Even numbers at or above the HLS median numbers (about a 171 LSAT/3.8 GPA, more or less) result in only an increased likelihood of admission. To pretty much have a sure shot (which is not 100%) of being admitted, you have to have numbers far, far higher than the HLS threshold–meaning that unless you’re Albert Einstein, other factors will also be considered to separate the wheat from the chaff, and even if you’re Albert Einstein, your other factors will be considered and there is a slim chance that you’ll be rejected based on them.

GPA and LSAT scores certainly are far and away the most significant factors–but there are others that are considered, such as undergrad college, now work experience (as per Martha Minow herself), etc.

@HappyAlumnus, anyone who looks at those scatterplots can see that a fairly small move in GPA and LSAT increases your odds significantly to HLS. Unless you’re colorblind, you can see that you don’t need “far far” higher stats than threshold to see your chances jump well above 50% to HLS these days. Do you fail to see that nearly solid block of green on the upper-right-hand corner?

In the 2013-2014 cycle, it starts at 173 LSAT & 3.7 GPA.

Way more green than yellow & almost no red from 173 on right and 3.7 GPA and north.

Bump your LSAT up to 174 and you have good odds with a 3.6 GPA or up.

Re #28

Why would a CC be a negative point if the person got bachelors and law degrees from “good” (non CC) schools? Or is law that school elitist?

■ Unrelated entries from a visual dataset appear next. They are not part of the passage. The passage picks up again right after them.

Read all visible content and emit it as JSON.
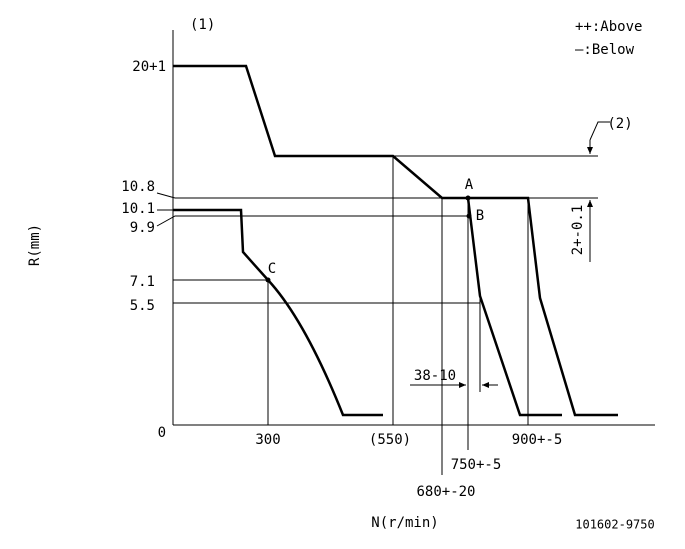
{
  "diagram": {
    "corner_label": "(1)",
    "legend": {
      "above": "++:Above",
      "below": "—:Below"
    },
    "y_axis": {
      "title": "R(mm)",
      "labels": [
        "20+1",
        "10.8",
        "10.1",
        "9.9",
        "7.1",
        "5.5",
        "0"
      ]
    },
    "x_axis": {
      "title": "N(r/min)",
      "labels": [
        "300",
        "(550)",
        "900+-5",
        "750+-5",
        "680+-20"
      ]
    },
    "dimensions": {
      "range_label": "(2)",
      "range_value": "2+-0.1",
      "offset": "38-10"
    },
    "points": [
      "A",
      "B",
      "C"
    ],
    "part_number": "101602-9750"
  }
}
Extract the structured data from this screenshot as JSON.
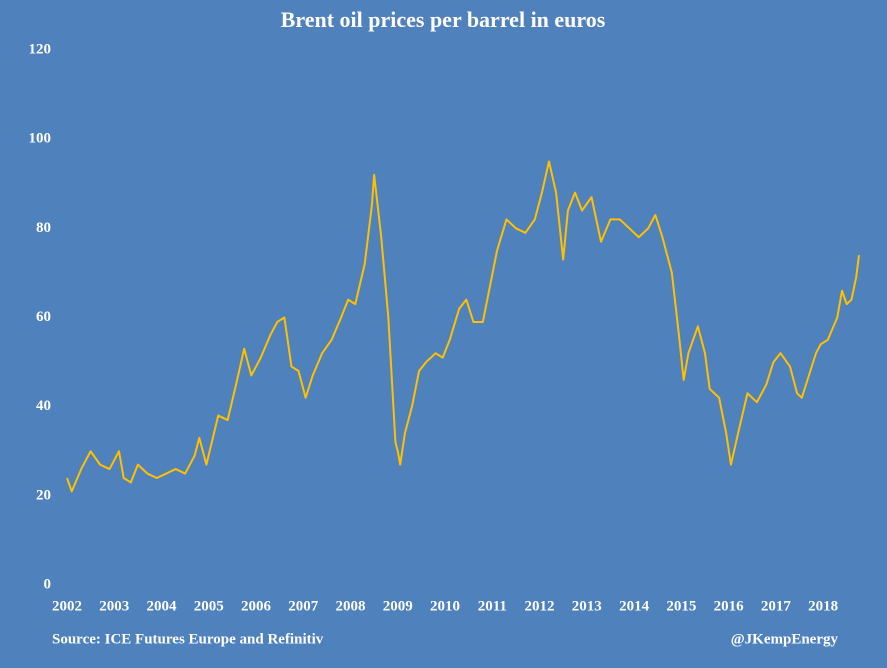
{
  "chart_data": {
    "type": "line",
    "title": "Brent oil prices per barrel in euros",
    "source": "Source: ICE Futures Europe and Refinitiv",
    "credit": "@JKempEnergy",
    "xlim": [
      2002,
      2018.76
    ],
    "xticks": [
      2002,
      2003,
      2004,
      2005,
      2006,
      2007,
      2008,
      2009,
      2010,
      2011,
      2012,
      2013,
      2014,
      2015,
      2016,
      2017,
      2018
    ],
    "ylim": [
      0,
      120
    ],
    "yticks": [
      0,
      20,
      40,
      60,
      80,
      100,
      120
    ],
    "grid": false,
    "x": [
      2002.0,
      2002.1,
      2002.3,
      2002.5,
      2002.7,
      2002.9,
      2003.1,
      2003.2,
      2003.35,
      2003.5,
      2003.7,
      2003.9,
      2004.1,
      2004.3,
      2004.5,
      2004.7,
      2004.8,
      2004.95,
      2005.2,
      2005.4,
      2005.6,
      2005.75,
      2005.9,
      2006.1,
      2006.3,
      2006.45,
      2006.6,
      2006.75,
      2006.9,
      2007.05,
      2007.2,
      2007.4,
      2007.6,
      2007.8,
      2007.95,
      2008.1,
      2008.3,
      2008.45,
      2008.5,
      2008.65,
      2008.8,
      2008.95,
      2009.0,
      2009.05,
      2009.15,
      2009.3,
      2009.45,
      2009.6,
      2009.8,
      2009.95,
      2010.1,
      2010.3,
      2010.45,
      2010.6,
      2010.8,
      2010.95,
      2011.1,
      2011.3,
      2011.5,
      2011.7,
      2011.9,
      2012.05,
      2012.2,
      2012.35,
      2012.5,
      2012.6,
      2012.75,
      2012.9,
      2013.1,
      2013.3,
      2013.5,
      2013.7,
      2013.9,
      2014.1,
      2014.3,
      2014.45,
      2014.6,
      2014.8,
      2014.95,
      2015.05,
      2015.15,
      2015.35,
      2015.5,
      2015.6,
      2015.8,
      2015.95,
      2016.05,
      2016.2,
      2016.4,
      2016.6,
      2016.8,
      2016.95,
      2017.1,
      2017.3,
      2017.45,
      2017.55,
      2017.7,
      2017.85,
      2017.95,
      2018.1,
      2018.3,
      2018.4,
      2018.5,
      2018.6,
      2018.7,
      2018.76
    ],
    "series": [
      {
        "name": "Brent",
        "color": "#ffc000",
        "values": [
          24,
          21,
          26,
          30,
          27,
          26,
          30,
          24,
          23,
          27,
          25,
          24,
          25,
          26,
          25,
          29,
          33,
          27,
          38,
          37,
          46,
          53,
          47,
          51,
          56,
          59,
          60,
          49,
          48,
          42,
          47,
          52,
          55,
          60,
          64,
          63,
          72,
          85,
          92,
          78,
          60,
          32,
          30,
          27,
          34,
          40,
          48,
          50,
          52,
          51,
          55,
          62,
          64,
          59,
          59,
          67,
          75,
          82,
          80,
          79,
          82,
          88,
          95,
          88,
          73,
          84,
          88,
          84,
          87,
          77,
          82,
          82,
          80,
          78,
          80,
          83,
          78,
          70,
          56,
          46,
          52,
          58,
          52,
          44,
          42,
          34,
          27,
          34,
          43,
          41,
          45,
          50,
          52,
          49,
          43,
          42,
          47,
          52,
          54,
          55,
          60,
          66,
          63,
          64,
          69,
          74
        ]
      }
    ]
  }
}
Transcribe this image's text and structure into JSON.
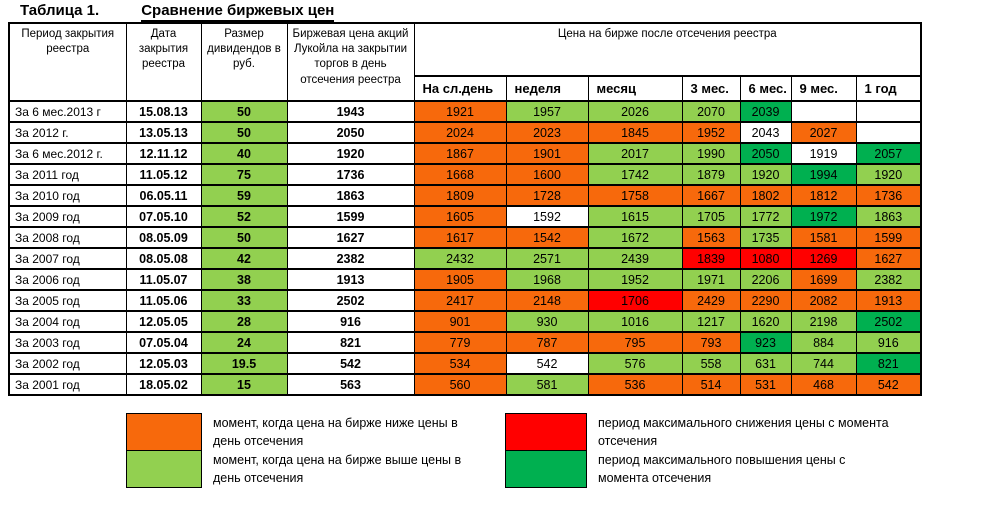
{
  "title": {
    "label": "Таблица 1.",
    "heading": "Сравнение биржевых цен"
  },
  "colors": {
    "orange": "#F7690C",
    "light_green": "#92D050",
    "dark_green": "#00B050",
    "red": "#FF0000",
    "white": "#FFFFFF"
  },
  "table": {
    "headers": {
      "period": "Период закрытия реестра",
      "date": "Дата закрытия реестра",
      "dividend": "Размер дивидендов в руб.",
      "price": "Биржевая цена акций Лукойла на закрытии торгов в день отсечения реестра",
      "after": "Цена  на бирже после отсечения реестра",
      "periods": [
        "На сл.день",
        "неделя",
        "месяц",
        "3 мес.",
        "6 мес.",
        "9 мес.",
        "1 год"
      ]
    },
    "rows": [
      {
        "period": "За 6 мес.2013 г",
        "date": "15.08.13",
        "dividend": "50",
        "price": "1943",
        "cells": [
          {
            "v": "1921",
            "c": "orange"
          },
          {
            "v": "1957",
            "c": "light_green"
          },
          {
            "v": "2026",
            "c": "light_green"
          },
          {
            "v": "2070",
            "c": "light_green"
          },
          {
            "v": "2039",
            "c": "dark_green"
          },
          {
            "v": "",
            "c": "white"
          },
          {
            "v": "",
            "c": "white"
          }
        ]
      },
      {
        "period": "За 2012 г.",
        "date": "13.05.13",
        "dividend": "50",
        "price": "2050",
        "cells": [
          {
            "v": "2024",
            "c": "orange"
          },
          {
            "v": "2023",
            "c": "orange"
          },
          {
            "v": "1845",
            "c": "orange"
          },
          {
            "v": "1952",
            "c": "orange"
          },
          {
            "v": "2043",
            "c": "white"
          },
          {
            "v": "2027",
            "c": "orange"
          },
          {
            "v": "",
            "c": "white"
          }
        ]
      },
      {
        "period": "За 6 мес.2012 г.",
        "date": "12.11.12",
        "dividend": "40",
        "price": "1920",
        "cells": [
          {
            "v": "1867",
            "c": "orange"
          },
          {
            "v": "1901",
            "c": "orange"
          },
          {
            "v": "2017",
            "c": "light_green"
          },
          {
            "v": "1990",
            "c": "light_green"
          },
          {
            "v": "2050",
            "c": "dark_green"
          },
          {
            "v": "1919",
            "c": "white"
          },
          {
            "v": "2057",
            "c": "dark_green"
          }
        ]
      },
      {
        "period": "За 2011 год",
        "date": "11.05.12",
        "dividend": "75",
        "price": "1736",
        "cells": [
          {
            "v": "1668",
            "c": "orange"
          },
          {
            "v": "1600",
            "c": "orange"
          },
          {
            "v": "1742",
            "c": "light_green"
          },
          {
            "v": "1879",
            "c": "light_green"
          },
          {
            "v": "1920",
            "c": "light_green"
          },
          {
            "v": "1994",
            "c": "dark_green"
          },
          {
            "v": "1920",
            "c": "light_green"
          }
        ]
      },
      {
        "period": "За  2010 год",
        "date": "06.05.11",
        "dividend": "59",
        "price": "1863",
        "cells": [
          {
            "v": "1809",
            "c": "orange"
          },
          {
            "v": "1728",
            "c": "orange"
          },
          {
            "v": "1758",
            "c": "orange"
          },
          {
            "v": "1667",
            "c": "orange"
          },
          {
            "v": "1802",
            "c": "orange"
          },
          {
            "v": "1812",
            "c": "orange"
          },
          {
            "v": "1736",
            "c": "orange"
          }
        ]
      },
      {
        "period": "За  2009 год",
        "date": "07.05.10",
        "dividend": "52",
        "price": "1599",
        "cells": [
          {
            "v": "1605",
            "c": "orange"
          },
          {
            "v": "1592",
            "c": "white"
          },
          {
            "v": "1615",
            "c": "light_green"
          },
          {
            "v": "1705",
            "c": "light_green"
          },
          {
            "v": "1772",
            "c": "light_green"
          },
          {
            "v": "1972",
            "c": "dark_green"
          },
          {
            "v": "1863",
            "c": "light_green"
          }
        ]
      },
      {
        "period": "За  2008 год",
        "date": "08.05.09",
        "dividend": "50",
        "price": "1627",
        "cells": [
          {
            "v": "1617",
            "c": "orange"
          },
          {
            "v": "1542",
            "c": "orange"
          },
          {
            "v": "1672",
            "c": "light_green"
          },
          {
            "v": "1563",
            "c": "orange"
          },
          {
            "v": "1735",
            "c": "light_green"
          },
          {
            "v": "1581",
            "c": "orange"
          },
          {
            "v": "1599",
            "c": "orange"
          }
        ]
      },
      {
        "period": "За  2007 год",
        "date": "08.05.08",
        "dividend": "42",
        "price": "2382",
        "cells": [
          {
            "v": "2432",
            "c": "light_green"
          },
          {
            "v": "2571",
            "c": "light_green"
          },
          {
            "v": "2439",
            "c": "light_green"
          },
          {
            "v": "1839",
            "c": "red"
          },
          {
            "v": "1080",
            "c": "red"
          },
          {
            "v": "1269",
            "c": "red"
          },
          {
            "v": "1627",
            "c": "orange"
          }
        ]
      },
      {
        "period": "За 2006 год",
        "date": "11.05.07",
        "dividend": "38",
        "price": "1913",
        "cells": [
          {
            "v": "1905",
            "c": "orange"
          },
          {
            "v": "1968",
            "c": "light_green"
          },
          {
            "v": "1952",
            "c": "light_green"
          },
          {
            "v": "1971",
            "c": "light_green"
          },
          {
            "v": "2206",
            "c": "light_green"
          },
          {
            "v": "1699",
            "c": "orange"
          },
          {
            "v": "2382",
            "c": "light_green"
          }
        ]
      },
      {
        "period": "За 2005 год",
        "date": "11.05.06",
        "dividend": "33",
        "price": "2502",
        "cells": [
          {
            "v": "2417",
            "c": "orange"
          },
          {
            "v": "2148",
            "c": "orange"
          },
          {
            "v": "1706",
            "c": "red"
          },
          {
            "v": "2429",
            "c": "orange"
          },
          {
            "v": "2290",
            "c": "orange"
          },
          {
            "v": "2082",
            "c": "orange"
          },
          {
            "v": "1913",
            "c": "orange"
          }
        ]
      },
      {
        "period": "За 2004 год",
        "date": "12.05.05",
        "dividend": "28",
        "price": "916",
        "cells": [
          {
            "v": "901",
            "c": "orange"
          },
          {
            "v": "930",
            "c": "light_green"
          },
          {
            "v": "1016",
            "c": "light_green"
          },
          {
            "v": "1217",
            "c": "light_green"
          },
          {
            "v": "1620",
            "c": "light_green"
          },
          {
            "v": "2198",
            "c": "light_green"
          },
          {
            "v": "2502",
            "c": "dark_green"
          }
        ]
      },
      {
        "period": "За 2003 год",
        "date": "07.05.04",
        "dividend": "24",
        "price": "821",
        "cells": [
          {
            "v": "779",
            "c": "orange"
          },
          {
            "v": "787",
            "c": "orange"
          },
          {
            "v": "795",
            "c": "orange"
          },
          {
            "v": "793",
            "c": "orange"
          },
          {
            "v": "923",
            "c": "dark_green"
          },
          {
            "v": "884",
            "c": "light_green"
          },
          {
            "v": "916",
            "c": "light_green"
          }
        ]
      },
      {
        "period": "За 2002 год",
        "date": "12.05.03",
        "dividend": "19.5",
        "price": "542",
        "cells": [
          {
            "v": "534",
            "c": "orange"
          },
          {
            "v": "542",
            "c": "white"
          },
          {
            "v": "576",
            "c": "light_green"
          },
          {
            "v": "558",
            "c": "light_green"
          },
          {
            "v": "631",
            "c": "light_green"
          },
          {
            "v": "744",
            "c": "light_green"
          },
          {
            "v": "821",
            "c": "dark_green"
          }
        ]
      },
      {
        "period": "За 2001 год",
        "date": "18.05.02",
        "dividend": "15",
        "price": "563",
        "cells": [
          {
            "v": "560",
            "c": "orange"
          },
          {
            "v": "581",
            "c": "light_green"
          },
          {
            "v": "536",
            "c": "orange"
          },
          {
            "v": "514",
            "c": "orange"
          },
          {
            "v": "531",
            "c": "orange"
          },
          {
            "v": "468",
            "c": "orange"
          },
          {
            "v": "542",
            "c": "orange"
          }
        ]
      }
    ]
  },
  "legend": {
    "left": [
      {
        "color": "orange",
        "text": "момент, когда цена на бирже ниже цены в день отсечения"
      },
      {
        "color": "light_green",
        "text": "момент, когда цена на бирже выше цены в день отсечения"
      }
    ],
    "right": [
      {
        "color": "red",
        "text": "период максимального снижения цены с момента отсечения"
      },
      {
        "color": "dark_green",
        "text": "период максимального повышения цены с момента отсечения"
      }
    ]
  }
}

PurpleTitan- again, I can read the scattergrams. Please pay attention to my exact words; you clearly are not:

GPA and LSAT numbers are very important in law school admissions–and are the most important things. Even if you have numbers at or somewhat above the median numbers for a particular school, though, you aren’t guaranteed admission. You have to have numbers far above the school’s median numbers to have more or less a sure shot at being admitted, and even then, it’s not automatic. Other factors, ranging from work experience, your interview, your “story” and your undergrad school and major, also play a role.

Is that clear, PurpleTitan?

ucbalumnus, the law school is not “elitist” in terms of the effects of a non-prestigious school on a resume in hiring. Employers, however, only have limited data to go on when hiring someone, particularly if the person has little or no work history. Hiring someone who has 2 fancy schools on a resume is just a safer bet than hiring someone who has only 1 fancy school on a resume. Perhaps 1 school mistakenly let the person in, but if 2 let the person in, then that gives comfort to an employer.

So does CC matter between two situations?

A: CC, then BA/BS at X, then JD at Y
B: BA/BS at X, then JD at Y

I.e. does CC negatively affect A relative to B in law? (It does not in some other fields.)